Vietnam South Africa Trade relation continues to achieve steady progresses, with a total two-way trade in 2014 estimated at US$ 962 million, an increase of 5% compared with that in 2013. Meanwhile, Vietnam export to South Africa was US$ 815 million and import from South Africa was US$ 147 million. Vietnam Trade Counsellor in South Africa, Nguyen Hong Tien said that two-way trade between Vietnam and South Africa in 2014 witnessed some outstanding features.
Accordingly, export structure changes in a positive direction: Vietnam coffee export increased 71%, accounting for 18% of market share, while footwear stably rised at 7%, comprising 12.5% of market share. As smart phone market in South Africa has shown balancing signs of supply and demand, Vietnam export turnover of the largest and highest growth rate of the product to South Africa decreased by 7%. In terms of import, due to the real estate market in Vietnam continued being sluggish, thus, the demand for steel reduced, leading to a sharp fall in importing scrap metal from South Africa (38%). According to Mr. Nguyen Hong Tien, all predictions about economy in Vietnam and South Africa in 2015 are optimistic. Vietnam government sets targets with the GDP growth rate of 6.2% compared with 5.98% in 2014, and export turnover to increase by 10%.
Economy in South Africa is also forecasted to rise 2.6% in comparison to 1.4% in 2014, with trading turnover of 9% increase. During the last 5 years, South Africa invested over 100 billion of US dollar in infrastructure, and has intention to invest 400 billion of US dollar in 15 years to come. This is a good opportunity for Vietnam to boost exports, especially exports of cement - the strength of Vietnam. Important motivation boosting trade relation between the two countries in 2015 is a good promising economic development of Vietnam and South Africa. Vietnam government continues to focus on developing relations with African countries, including South Africa; and enhance economic diplomacy activities, trade promotion, information dissemination in 2015, which will create favorable conditions for the further promotion of Vietnam - South Africa bilateral trade relation.
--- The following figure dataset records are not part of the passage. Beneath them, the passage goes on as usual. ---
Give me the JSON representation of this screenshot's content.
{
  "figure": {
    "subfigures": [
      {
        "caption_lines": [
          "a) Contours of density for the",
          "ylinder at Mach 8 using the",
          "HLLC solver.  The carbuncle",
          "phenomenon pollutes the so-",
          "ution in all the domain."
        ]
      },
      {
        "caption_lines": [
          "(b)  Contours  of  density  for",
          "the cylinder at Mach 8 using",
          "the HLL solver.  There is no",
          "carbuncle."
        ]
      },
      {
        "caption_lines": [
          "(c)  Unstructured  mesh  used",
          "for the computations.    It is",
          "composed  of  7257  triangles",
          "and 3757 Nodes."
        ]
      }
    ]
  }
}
However, Mr. Nguyen Hong Tien stressed that two countries have not established a direct banking relationship, which is causing difficulties in payment of bilateral import and export goods. The two countries do not have direct air and maritime routes, which is another trade barrier. In addition, Vietnam enterprises have not paid adequate attention to potential markets in Africa in general and South Africa in particular. They have not paid much attention to information, geographical surveys, participating in fairs or shows... Chamber of Commerce of Embassy of Vietnam in South Africa is currently concurrent for Mozambique, Zimbabwe, Namibia, Botswana, Swaziland and Lesotho. In 2014, two-way exports and imports between Vietnam and the above countries respectively reached US$ 92.9 million, US$ 34.7 million, US$ 26.4 million, US$ 21.1 million, US$ 14.7 million and US$12.3 million.
Prospects for cooperation between Vietnam and these countries vary greatly as favorable conditions of politics, while other countries need to import key export items of Vietnam, especially rice. Counsellor Nguyen Hong Tien said that South Africa could act as a center to promote relations with other countries in southern Africa, the basis for logistics activities and to promote activities of Vietnam enterprises in African countries.